Timber company Gunns has applied to build three stormwater ponds for its Tamar Valley pulp mill as a cloud hangs over the legal status of the $2.3 billion project.
Gunns lodged the applications to carry out dam works on September 1, a day after the original permit expired.
The Assessment Committee for Dam Construction advertised the application at the weekend and will make a decision following a two- week public consultation period.
The Environment Protection Authority is due to hand down its ruling on the validity of the pulp mill construction permit this week.
Last week Gunns submitted evidence to the EPA to try to show that it had met a permit condition requiring "substantial commencement" on the pulp mill by the end of August.
EPA director Alex Schaap said the dam permit applications would have no bearing on his decision.

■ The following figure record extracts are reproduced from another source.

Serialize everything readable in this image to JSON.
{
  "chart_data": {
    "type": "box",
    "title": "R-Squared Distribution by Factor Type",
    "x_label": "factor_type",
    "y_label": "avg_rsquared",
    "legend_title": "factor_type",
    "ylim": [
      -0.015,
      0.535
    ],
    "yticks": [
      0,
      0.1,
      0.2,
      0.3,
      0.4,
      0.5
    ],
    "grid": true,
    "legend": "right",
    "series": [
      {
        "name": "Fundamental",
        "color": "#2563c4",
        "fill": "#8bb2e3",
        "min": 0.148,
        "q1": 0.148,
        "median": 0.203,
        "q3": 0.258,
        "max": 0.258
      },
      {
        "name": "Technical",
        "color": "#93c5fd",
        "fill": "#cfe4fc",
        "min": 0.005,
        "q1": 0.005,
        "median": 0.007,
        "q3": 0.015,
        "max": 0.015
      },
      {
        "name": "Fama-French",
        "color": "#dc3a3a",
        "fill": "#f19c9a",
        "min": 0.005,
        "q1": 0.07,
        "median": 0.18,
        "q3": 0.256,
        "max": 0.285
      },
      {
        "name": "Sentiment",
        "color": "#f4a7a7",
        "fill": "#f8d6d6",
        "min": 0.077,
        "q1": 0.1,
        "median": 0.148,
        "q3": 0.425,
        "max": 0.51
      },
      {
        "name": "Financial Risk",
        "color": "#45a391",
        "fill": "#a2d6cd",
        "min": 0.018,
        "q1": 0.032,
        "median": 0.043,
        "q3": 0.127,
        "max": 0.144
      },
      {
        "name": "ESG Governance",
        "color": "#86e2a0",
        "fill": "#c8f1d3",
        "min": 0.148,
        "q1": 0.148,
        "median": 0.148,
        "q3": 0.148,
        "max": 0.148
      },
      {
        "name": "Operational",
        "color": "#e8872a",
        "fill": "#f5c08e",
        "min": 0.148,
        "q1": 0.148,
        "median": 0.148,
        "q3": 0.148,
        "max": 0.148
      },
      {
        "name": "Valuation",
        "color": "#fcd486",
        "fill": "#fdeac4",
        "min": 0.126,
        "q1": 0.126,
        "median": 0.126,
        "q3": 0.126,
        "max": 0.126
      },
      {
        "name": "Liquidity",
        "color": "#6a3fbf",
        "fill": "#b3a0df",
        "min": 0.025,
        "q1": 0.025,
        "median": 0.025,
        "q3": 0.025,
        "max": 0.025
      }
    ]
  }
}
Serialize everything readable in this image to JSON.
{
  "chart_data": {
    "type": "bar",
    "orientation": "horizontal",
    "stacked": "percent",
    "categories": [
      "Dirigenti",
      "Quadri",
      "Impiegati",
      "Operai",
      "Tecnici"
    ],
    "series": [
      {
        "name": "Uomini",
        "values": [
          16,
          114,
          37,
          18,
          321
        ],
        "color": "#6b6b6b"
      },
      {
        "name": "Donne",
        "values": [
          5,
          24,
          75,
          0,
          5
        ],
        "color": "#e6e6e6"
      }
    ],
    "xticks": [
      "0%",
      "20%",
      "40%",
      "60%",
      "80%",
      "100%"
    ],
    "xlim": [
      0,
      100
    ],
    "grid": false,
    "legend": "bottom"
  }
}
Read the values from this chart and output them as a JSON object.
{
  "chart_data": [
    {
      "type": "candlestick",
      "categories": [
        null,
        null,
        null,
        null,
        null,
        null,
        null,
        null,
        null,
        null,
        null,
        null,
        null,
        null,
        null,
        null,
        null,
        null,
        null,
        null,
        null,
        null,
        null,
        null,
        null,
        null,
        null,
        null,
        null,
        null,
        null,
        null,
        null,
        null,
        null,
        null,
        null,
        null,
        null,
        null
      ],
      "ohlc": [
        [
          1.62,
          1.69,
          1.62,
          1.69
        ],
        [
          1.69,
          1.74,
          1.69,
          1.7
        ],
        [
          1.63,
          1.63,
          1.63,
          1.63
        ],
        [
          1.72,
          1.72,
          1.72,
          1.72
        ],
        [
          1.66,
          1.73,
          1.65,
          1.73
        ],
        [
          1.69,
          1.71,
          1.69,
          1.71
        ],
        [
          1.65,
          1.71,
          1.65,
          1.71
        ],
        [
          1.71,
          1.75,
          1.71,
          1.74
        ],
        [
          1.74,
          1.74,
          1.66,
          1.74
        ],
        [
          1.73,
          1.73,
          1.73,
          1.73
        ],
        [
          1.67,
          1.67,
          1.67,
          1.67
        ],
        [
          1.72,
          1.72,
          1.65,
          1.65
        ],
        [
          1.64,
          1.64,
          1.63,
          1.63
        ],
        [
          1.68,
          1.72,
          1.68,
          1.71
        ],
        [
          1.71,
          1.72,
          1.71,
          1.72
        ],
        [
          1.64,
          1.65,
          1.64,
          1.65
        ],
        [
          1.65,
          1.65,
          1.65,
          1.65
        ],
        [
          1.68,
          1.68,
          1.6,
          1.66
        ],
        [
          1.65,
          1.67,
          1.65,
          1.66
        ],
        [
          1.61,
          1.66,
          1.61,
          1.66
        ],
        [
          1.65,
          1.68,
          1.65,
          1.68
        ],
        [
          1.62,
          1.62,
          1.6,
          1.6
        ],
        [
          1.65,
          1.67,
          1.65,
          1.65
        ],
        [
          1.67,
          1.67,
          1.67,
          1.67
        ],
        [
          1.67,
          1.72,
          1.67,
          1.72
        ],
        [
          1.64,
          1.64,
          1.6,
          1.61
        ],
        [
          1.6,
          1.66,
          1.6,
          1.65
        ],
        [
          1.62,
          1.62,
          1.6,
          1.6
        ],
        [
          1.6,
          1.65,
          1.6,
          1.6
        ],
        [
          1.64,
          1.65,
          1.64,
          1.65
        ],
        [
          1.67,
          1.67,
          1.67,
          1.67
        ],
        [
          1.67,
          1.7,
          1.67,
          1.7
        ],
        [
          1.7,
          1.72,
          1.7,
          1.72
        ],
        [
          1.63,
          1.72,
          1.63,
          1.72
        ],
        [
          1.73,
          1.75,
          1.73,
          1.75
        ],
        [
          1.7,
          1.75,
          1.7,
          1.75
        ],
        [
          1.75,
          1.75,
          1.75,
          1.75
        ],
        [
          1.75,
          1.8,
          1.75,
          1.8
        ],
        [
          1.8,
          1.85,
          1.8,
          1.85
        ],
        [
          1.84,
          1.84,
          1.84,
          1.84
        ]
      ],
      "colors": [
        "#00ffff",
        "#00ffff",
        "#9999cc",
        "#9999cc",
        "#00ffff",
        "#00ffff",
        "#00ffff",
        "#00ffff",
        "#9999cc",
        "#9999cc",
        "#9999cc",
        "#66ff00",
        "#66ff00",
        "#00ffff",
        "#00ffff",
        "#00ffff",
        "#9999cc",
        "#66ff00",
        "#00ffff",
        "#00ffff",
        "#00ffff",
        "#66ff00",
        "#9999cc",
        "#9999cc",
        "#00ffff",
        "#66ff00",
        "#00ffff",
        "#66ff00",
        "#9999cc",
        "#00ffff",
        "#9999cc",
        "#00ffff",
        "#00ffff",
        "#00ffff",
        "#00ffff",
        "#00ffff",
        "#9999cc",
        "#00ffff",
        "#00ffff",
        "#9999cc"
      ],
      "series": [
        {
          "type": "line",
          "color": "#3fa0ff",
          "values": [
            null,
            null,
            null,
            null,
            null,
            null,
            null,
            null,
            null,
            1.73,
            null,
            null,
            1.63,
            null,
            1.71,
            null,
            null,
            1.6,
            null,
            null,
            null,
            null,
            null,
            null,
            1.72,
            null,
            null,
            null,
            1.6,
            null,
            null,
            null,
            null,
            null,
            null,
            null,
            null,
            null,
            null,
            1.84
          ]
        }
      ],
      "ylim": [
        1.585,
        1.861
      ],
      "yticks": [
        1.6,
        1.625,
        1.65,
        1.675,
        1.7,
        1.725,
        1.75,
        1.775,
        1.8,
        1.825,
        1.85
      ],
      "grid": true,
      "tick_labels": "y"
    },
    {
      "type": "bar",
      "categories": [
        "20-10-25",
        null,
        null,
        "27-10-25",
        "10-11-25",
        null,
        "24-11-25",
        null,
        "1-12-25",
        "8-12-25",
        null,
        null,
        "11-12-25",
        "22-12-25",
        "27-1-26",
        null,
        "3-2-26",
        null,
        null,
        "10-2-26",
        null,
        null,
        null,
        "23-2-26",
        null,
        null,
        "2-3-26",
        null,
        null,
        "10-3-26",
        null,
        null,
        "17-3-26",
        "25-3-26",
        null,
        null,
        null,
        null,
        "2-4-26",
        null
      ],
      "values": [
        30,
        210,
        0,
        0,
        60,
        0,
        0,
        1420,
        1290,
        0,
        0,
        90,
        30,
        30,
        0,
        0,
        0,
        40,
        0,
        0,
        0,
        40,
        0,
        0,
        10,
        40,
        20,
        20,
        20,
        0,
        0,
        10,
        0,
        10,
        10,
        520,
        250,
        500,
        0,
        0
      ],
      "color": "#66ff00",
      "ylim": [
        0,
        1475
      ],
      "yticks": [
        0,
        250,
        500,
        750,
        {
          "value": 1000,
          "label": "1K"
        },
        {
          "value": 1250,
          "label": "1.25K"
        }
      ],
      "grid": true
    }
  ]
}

Greens forestry spokesman Kim Booth accused Gunns of acting prematurely and called for the dam permit assessment to be placed on hold until the legal questions about the mill were cleared up.
"I am concerned that the department has begun a process of public consultation for a project whose legal status is still unknown," Mr Booth said.
The Greens have released legal advice stating that the company should have applied to renew the original dam permits one month before they expired in August.
But Water and Marine Resources general manager Wes Ford said the Crown had determined the committee was able to assess any applications lodged by Gunns under the Water Management Act.
Gunns is continuing construction works and says it has a valid permit.
A Gunns spokesman confirmed that the company had reapplied for the 15 megalitre, nine-megalitre and three-megalitre dams "to clear up some conjecture".
The company is yet to respond to a second compensation offer from the state government made on Friday night.
Liberal forestry spokesman Peter Gutwein said the compensation offer had highlighted a split between the Greens' federal and state members.
Australian Greens leader Bob Brown has urged Prime Minister Julia Gillard to stop public money being used to settle a commercial dispute between Gunns and Forestry Tasmania, in contrast to state Greens support for compensating Gunns. "If the Greens can't even agree among themselves, then what future does the forestry deal have?" Mr Gutwein said.